Steve couldn’t help but smile, “I can’t believe you can say that after seeing me dance.”
Clara laughed, “You’re a fine dancer.”
“Bucky’s a better one.”
“Yeah, fair,” Clara’s laugh was finished, but she still grinned. She was a beautiful girl with curly blonde hair and a genuine smile. Steve wondered just how well Bucky knew her. “Mary is a better dancer than me, but I don’t mind. I like watching her.”
“I like watching Bucky.”
Eventually, Mary pulled Bucky onto the dance floor. Steve and Clara watched from the sofa as Bucky and Mary danced, their strong movements complementing one another. At the song's close, Bucky performatively dipped Mary, and she laughed as her hands grasped his biceps to hold close to him. The sight made Steve’s chest clench.
“They’re both such flirts,” Clara laughed.
As the night wore on, Steve enjoyed the party more and more due to his budding friendship with Clara. They talked about art, danced, drank, and watched Bucky and Mary. It wasn’t until late into the night that Mary and Clara left, hugging both Bucky and Steve goodbye. The party dwindled, and predictably, Bucky spent his time saying his goodbyes to friends.
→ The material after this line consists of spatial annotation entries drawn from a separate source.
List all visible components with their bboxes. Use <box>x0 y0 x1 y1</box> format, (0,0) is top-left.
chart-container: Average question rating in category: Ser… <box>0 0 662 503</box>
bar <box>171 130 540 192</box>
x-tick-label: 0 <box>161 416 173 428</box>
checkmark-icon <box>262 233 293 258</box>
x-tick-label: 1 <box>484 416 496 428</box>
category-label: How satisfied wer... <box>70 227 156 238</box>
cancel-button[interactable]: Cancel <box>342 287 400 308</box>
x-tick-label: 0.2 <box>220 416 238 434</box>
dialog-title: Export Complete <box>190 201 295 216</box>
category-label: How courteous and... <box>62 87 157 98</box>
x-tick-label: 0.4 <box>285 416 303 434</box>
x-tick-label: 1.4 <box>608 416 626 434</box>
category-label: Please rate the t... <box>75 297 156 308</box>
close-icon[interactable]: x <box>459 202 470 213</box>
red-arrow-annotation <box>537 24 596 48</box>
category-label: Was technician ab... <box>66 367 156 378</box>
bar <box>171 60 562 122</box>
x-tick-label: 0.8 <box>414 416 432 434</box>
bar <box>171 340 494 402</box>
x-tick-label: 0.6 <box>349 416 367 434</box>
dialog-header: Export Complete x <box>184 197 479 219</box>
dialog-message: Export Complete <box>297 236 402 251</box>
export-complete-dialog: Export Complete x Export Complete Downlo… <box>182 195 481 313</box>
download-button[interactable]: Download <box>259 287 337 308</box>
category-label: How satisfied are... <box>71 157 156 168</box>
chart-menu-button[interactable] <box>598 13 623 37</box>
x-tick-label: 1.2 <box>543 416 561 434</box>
Excluding Steve, Gio was the last to leave, taking Bucky into the night with him for half an hour. Now adequately addled by drink, Steve did not have any coherent thoughts about Bucky’s extended absence but instead started cleaning up the place.
“Sorry, Stevie,” Bucky called into the apartment as he returned, bringing a lingering cold that seemed to have worked its way into the fibers of his clothes. The fake blood around his mouth was mostly gone now; only a residue remained. “He talks forever.”
“S’okay,” Steve responded, still moving toward the kitchen to throw out the bottles he had collected, “I was waitin’ to say goodbye.”
“Oh, come on,” Bucky said, flopping onto the couch and closing his eyes. “It’s cold out. You live far away. Stay here.”
Steve had expected the offer, but still, he asked, “Can I?”
“Always, Steve. Yes.” Bucky sat up abruptly, “Fuck,” He whined, “The couch smells like beer. Come sleep in my room.”
Steve dropped off the bottles and returned to the living room. He had not expected that offer, “Really?”
“Yeah,” Bucky clumsily moved upward, “Come on.”
Steve watched as Bucky stripped down to his boxers in front of him with no reservation. His heart beat fast, but he told himself it was just the alcohol they had both consumed influencing their actions.
Bucky was out cold the second his head hit the pillow. Steve curled up at the foot of Bucky’s bed, and without a thought about the odd events of the night, he slept.